What makes it even more underwhelming is that the vast majority of the play mechanics are also the same. Half of the 32 maps are directly lifted from past Mario Kart games, which I’ve played a billion times before. The remaining half are new, but don’t really innovate much beyond what we’ve seen before. Map elements that were once impressive such as the big barrel that launches you up the mountain return, but are actually executed less impressively and just fall flat. Moments that made me go “Wow!” and smile in Double Dash entirely fail this time around.
There only seems to be one new item added to the series too, which is the thundercloud (not to be confused with the lightning strike). Otherwise it’s the same items, half the same maps, and the same general racing mechanics. There’s almost nothing that significantly drives the series forward, with the changes that have been made — such as the addition of motorbikes — feeling very insignificant.
I realise this is sounding very critical, so I’ll clarify: Mario Kart Wii is not a bad game. Instead, it’s one that rests far too heavily on its laurels and fails to innovate. While Mario Kart and even Nintendo games in general do often reuse past elements and we’re normally fine with it, in this case it just doesn’t work. I’m not excited by the game at all, with a constant feeling of “I’ve seen this before” creeping around in my head.
The only thing that actually makes the game feel different to Double Dash is the steering wheel, which is admittedly very well done. Everything else is so derivative that I just cannot genuinely enjoy the game, despite me really, really wanting to. I suppose someone who’s never really played Mario Kart before will have a lot of fun with this, but for series veterans it brings little to the table. It almost looks like they directly imported the animations and whatnot from Double Dash when it comes to many of the items (bananas, shells, bombs, etc); they look and behave exactly the same.
I guess a lot of the blame lies on the Wii itself, though. The developers were clearly limited by the technology, which has allowed them to do little in the way of fancy environment physics (a huge part of modern racing games) and core graphical beauty. The only real distinction between the graphics in Mario Kart Wii and Double Dash is the addition of a bloom lighting effect, which does little to help the game escape looking like a last-generation relic on today’s high-definition televisions.

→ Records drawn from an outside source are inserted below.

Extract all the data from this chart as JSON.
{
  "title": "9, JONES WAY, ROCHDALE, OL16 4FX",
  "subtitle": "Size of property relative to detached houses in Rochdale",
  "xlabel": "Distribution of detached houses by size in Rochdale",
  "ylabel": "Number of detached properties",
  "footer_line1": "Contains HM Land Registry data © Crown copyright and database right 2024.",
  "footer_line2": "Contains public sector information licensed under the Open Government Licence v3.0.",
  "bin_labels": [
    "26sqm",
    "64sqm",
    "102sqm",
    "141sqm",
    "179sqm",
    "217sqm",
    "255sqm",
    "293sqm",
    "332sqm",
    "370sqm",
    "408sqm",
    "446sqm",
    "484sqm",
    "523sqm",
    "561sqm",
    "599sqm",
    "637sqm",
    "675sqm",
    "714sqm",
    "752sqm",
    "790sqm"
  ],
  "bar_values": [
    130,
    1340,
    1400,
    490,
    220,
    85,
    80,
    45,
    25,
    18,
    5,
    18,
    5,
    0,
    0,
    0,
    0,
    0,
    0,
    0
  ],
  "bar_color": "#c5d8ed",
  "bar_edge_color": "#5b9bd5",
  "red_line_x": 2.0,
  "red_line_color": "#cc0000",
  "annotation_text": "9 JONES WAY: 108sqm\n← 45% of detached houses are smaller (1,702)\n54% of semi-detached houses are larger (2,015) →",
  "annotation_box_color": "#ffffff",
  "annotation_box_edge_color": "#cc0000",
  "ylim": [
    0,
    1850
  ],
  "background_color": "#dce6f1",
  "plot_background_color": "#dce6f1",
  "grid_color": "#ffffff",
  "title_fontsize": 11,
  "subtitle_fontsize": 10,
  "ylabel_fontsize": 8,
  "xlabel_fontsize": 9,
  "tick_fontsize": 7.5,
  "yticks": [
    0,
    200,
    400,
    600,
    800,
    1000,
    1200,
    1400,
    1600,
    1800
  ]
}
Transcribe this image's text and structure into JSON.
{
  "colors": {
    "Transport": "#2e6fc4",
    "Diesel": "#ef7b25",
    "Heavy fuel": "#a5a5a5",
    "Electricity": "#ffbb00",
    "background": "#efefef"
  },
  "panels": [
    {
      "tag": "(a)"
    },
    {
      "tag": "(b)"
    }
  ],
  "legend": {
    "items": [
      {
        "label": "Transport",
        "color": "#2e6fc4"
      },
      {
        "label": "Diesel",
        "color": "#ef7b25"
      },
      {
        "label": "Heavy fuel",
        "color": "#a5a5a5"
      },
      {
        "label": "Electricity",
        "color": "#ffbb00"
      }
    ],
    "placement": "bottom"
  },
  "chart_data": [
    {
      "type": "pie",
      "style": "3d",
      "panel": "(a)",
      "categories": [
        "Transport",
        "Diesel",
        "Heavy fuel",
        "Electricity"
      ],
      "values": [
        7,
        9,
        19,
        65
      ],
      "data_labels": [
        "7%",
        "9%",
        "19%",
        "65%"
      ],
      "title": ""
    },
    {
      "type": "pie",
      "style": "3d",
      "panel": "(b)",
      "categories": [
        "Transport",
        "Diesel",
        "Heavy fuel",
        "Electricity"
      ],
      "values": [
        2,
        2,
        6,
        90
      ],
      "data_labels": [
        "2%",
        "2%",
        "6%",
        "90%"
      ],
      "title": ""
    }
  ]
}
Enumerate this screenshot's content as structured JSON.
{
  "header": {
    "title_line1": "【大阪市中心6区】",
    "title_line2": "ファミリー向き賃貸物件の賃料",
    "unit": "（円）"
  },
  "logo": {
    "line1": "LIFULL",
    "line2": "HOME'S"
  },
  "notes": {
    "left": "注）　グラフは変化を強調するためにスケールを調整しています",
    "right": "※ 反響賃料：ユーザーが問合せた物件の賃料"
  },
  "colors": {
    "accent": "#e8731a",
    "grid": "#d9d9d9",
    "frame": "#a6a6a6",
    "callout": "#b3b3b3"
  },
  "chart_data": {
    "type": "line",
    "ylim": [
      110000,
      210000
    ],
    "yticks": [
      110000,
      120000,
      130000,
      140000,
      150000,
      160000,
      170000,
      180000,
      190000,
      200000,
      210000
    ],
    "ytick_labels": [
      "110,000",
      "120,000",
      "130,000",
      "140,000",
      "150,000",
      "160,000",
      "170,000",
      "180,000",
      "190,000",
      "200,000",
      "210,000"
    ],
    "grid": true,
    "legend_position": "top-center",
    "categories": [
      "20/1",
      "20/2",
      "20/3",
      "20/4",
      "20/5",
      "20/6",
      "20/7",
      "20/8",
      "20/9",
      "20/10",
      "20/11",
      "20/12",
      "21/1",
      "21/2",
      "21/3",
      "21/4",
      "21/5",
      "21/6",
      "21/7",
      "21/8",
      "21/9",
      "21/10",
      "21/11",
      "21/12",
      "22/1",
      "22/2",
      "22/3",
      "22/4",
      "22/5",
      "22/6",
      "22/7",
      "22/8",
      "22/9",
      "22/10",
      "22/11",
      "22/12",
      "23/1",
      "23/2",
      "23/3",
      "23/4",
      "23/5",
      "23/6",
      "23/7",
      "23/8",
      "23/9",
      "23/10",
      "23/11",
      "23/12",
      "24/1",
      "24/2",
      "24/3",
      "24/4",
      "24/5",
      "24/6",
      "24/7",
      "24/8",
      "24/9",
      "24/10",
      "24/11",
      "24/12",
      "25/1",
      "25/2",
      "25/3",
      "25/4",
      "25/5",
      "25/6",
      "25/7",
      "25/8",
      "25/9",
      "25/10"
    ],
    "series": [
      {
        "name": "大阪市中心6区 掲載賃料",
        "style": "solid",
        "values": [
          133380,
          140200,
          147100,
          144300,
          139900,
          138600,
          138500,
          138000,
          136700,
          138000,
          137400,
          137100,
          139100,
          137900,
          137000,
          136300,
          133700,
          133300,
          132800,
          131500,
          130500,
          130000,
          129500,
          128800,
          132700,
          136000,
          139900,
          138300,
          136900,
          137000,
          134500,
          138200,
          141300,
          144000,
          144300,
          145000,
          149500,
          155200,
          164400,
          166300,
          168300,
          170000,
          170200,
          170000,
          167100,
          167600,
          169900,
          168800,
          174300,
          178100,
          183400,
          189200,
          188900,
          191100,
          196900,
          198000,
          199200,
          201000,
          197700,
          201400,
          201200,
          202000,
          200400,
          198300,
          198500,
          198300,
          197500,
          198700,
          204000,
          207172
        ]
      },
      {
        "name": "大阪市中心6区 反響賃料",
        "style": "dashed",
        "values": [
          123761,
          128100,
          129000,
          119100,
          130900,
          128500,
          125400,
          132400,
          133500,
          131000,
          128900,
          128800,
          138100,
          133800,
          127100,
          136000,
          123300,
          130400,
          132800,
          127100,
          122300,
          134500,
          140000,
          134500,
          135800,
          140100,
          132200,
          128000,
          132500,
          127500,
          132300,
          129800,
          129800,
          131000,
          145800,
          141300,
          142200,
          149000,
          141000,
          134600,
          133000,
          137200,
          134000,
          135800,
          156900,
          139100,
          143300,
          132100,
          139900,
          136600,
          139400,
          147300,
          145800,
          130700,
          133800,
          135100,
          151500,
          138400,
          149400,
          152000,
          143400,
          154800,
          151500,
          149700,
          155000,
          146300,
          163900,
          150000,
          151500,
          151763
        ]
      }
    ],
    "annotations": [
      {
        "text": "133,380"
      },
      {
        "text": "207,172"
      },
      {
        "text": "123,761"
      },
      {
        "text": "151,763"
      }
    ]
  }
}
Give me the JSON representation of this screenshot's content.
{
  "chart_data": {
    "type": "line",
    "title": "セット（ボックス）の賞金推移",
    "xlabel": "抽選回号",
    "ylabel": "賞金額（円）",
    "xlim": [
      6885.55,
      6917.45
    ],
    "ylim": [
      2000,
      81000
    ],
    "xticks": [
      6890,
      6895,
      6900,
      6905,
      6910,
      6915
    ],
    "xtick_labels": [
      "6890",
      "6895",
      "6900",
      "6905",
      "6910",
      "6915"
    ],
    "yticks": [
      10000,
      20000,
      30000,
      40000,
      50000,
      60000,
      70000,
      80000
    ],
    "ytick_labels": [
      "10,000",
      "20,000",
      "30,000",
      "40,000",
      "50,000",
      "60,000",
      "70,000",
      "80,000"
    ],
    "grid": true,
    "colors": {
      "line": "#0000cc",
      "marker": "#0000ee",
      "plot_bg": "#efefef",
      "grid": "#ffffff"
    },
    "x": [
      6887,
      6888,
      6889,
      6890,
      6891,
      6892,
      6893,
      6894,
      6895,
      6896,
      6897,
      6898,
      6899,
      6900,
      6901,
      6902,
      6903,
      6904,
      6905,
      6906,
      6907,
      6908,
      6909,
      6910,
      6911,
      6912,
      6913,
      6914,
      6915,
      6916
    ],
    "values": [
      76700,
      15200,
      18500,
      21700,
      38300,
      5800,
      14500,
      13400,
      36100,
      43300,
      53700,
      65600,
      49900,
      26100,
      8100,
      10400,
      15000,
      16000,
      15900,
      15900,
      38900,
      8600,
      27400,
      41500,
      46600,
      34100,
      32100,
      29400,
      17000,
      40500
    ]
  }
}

Perhaps those who’re more serious about their Mario Kart will get more mileage out of Mario Kart Wii than me, but I for one am really disappointed. Mario Kart 64 and Double Dash felt like they really pushed the series forward, but Mario Kart Wii simply doesn’t. Even Double Dash didn’t introduce that much new stuff, but due to its graphics and course complexity being far beyond Mario Kart 64’s it still felt very different and new. I have a hard time seeing how anyone could get the same thrill from Mario Kart Wii that they felt when they tried Mario Kart 64 or Double Dash for the first time.
One final thing worth noting is the online play: it’s pretty good. The execution is much better than Mario Kart DS’s online component, although the core online play experience hasn’t changed much. Still, it’s a feature that may enable you to look past all the shortcomings mentioned above if you’ve never really experienced Mario Kart online before.
In short: this is the best Mario Kart game yet, but may not bring enough to the table to impress you as much as its predecessors did. If you’re new to Mario Kart then definitely pick it up, but if not I recommend trying it out before buying.
Update: I’ve bought this month’s copy of Edge and it looks like they share a lot of my discomfort with the game, awarding it 6/10 and clearly picking up on the same “I’ve seen this before” vibe. Their chief complaint seemed to be the tracks themselves, which are much wider than in past Mario Kart games. Nintendo were obviously trying to cater for the new maximum of 12 carts, but in the process removed much of the furious bashing and overtaking that was present in the past. They also disapprove of the removal of normal balloon battle mode, and the way that trying to mix the feel of online/offline play has resulted in both being not as good as they could have been (tracks too big for a few people, AI ruining online games, etc).